It began in April 1977 with a small job advertisement in the FAZ. The German Research and Research Institute for Aerospace, later the DLR, was advertised.

On behalf of the European Space Agency, they were looking for “German scientists for work in weightlessness”.

Among the approximately 2,000 applicants was the then 36-year-old physicist Ulf Merbold, who worked successfully at the Max Planck Institute for Materials Research in Stuttgart, but wanted to change his career.

Merbold, who had a professional pilot's license and could look back on more than 3000 flight hours, was exactly the man ESA was looking for.

Manfred Lindinger

Editor in the “Nature and Science” section.

  • Follow I follow

    He got the job with three other applicants, completed training as an astronaut and sat on November 28, 1983 on board the space shuttle Columbia, together with five American space travelers, among them the former Gemini and Apollo veteran John Young as the commander. In the cargo bay was the new reusable space laboratory Spacelab, which NASA and ESA had jointly developed and was intended for scientific experiments in weightlessness. Merbold spent eleven days in orbit and supervised around 70 experiments.

    Ulf Merbold was the first non-American to take part in a NASA space flight. And he was the first astronaut in the Federal Republic of Germany. It was long forgotten in the West that a German had already flown into space before Merbold: Sigmund Jähn from the GDR had spent a week on the Soviet space station Salyut 6 in 1978. Merbold and Jähn also shared their homeland; both were born in Vogtland. When the young Merbold was refused permission to study physics in the GDR, he packed his things in front of the building of the wall and moved to the Federal Republic - with a heavy heart, as he later admitted. He flew into space two more times.

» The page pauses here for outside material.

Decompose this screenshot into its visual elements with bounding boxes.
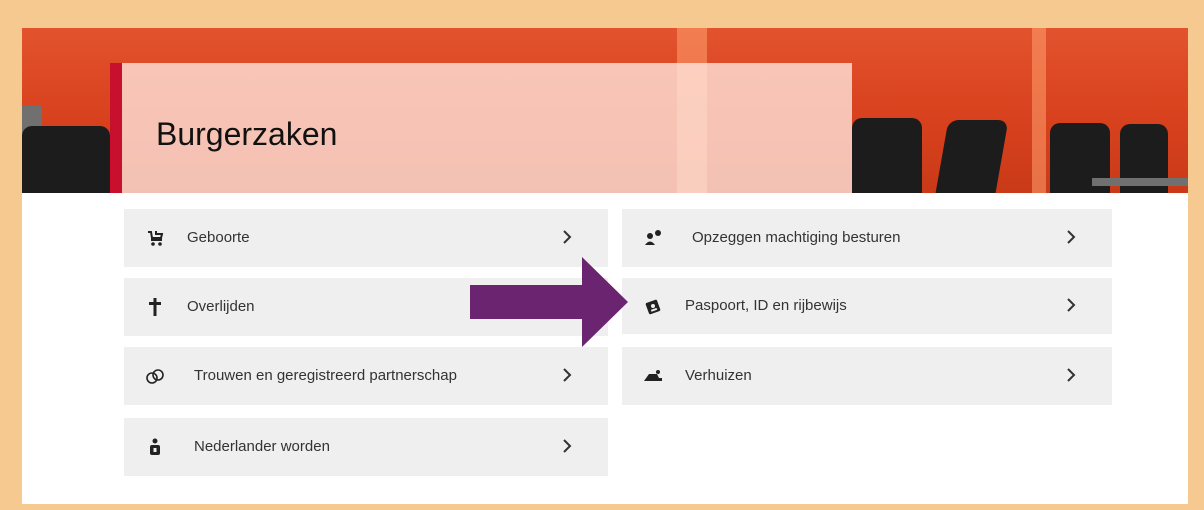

    On January 22, 1992, he was on board the American space shuttle Discovery - this time on the eight-day “International Microgravity Laboratory” mission. And on October 3, 1994 he flew with the Euromir 94 mission as the first European astronaut to the Russian Mir space station and carried out 28 experiments over 32 days. When Merbold was preparing for his Soyuz flight in the star city near Moscow, his friend Sigmund Jähn was looking after him.

    Merbold passed on his experience as head of the astronaut department of the European Astronaut Center in Cologne. In the directorate for manned spaceflight at ESA's ESTEC space center in Noordwijk, Holland, he prepared the European participation in the international space station from 1999 to 2004. On Sunday, Ulf Merbold, who still likes to fly his own glider pilot, will be 80 years old.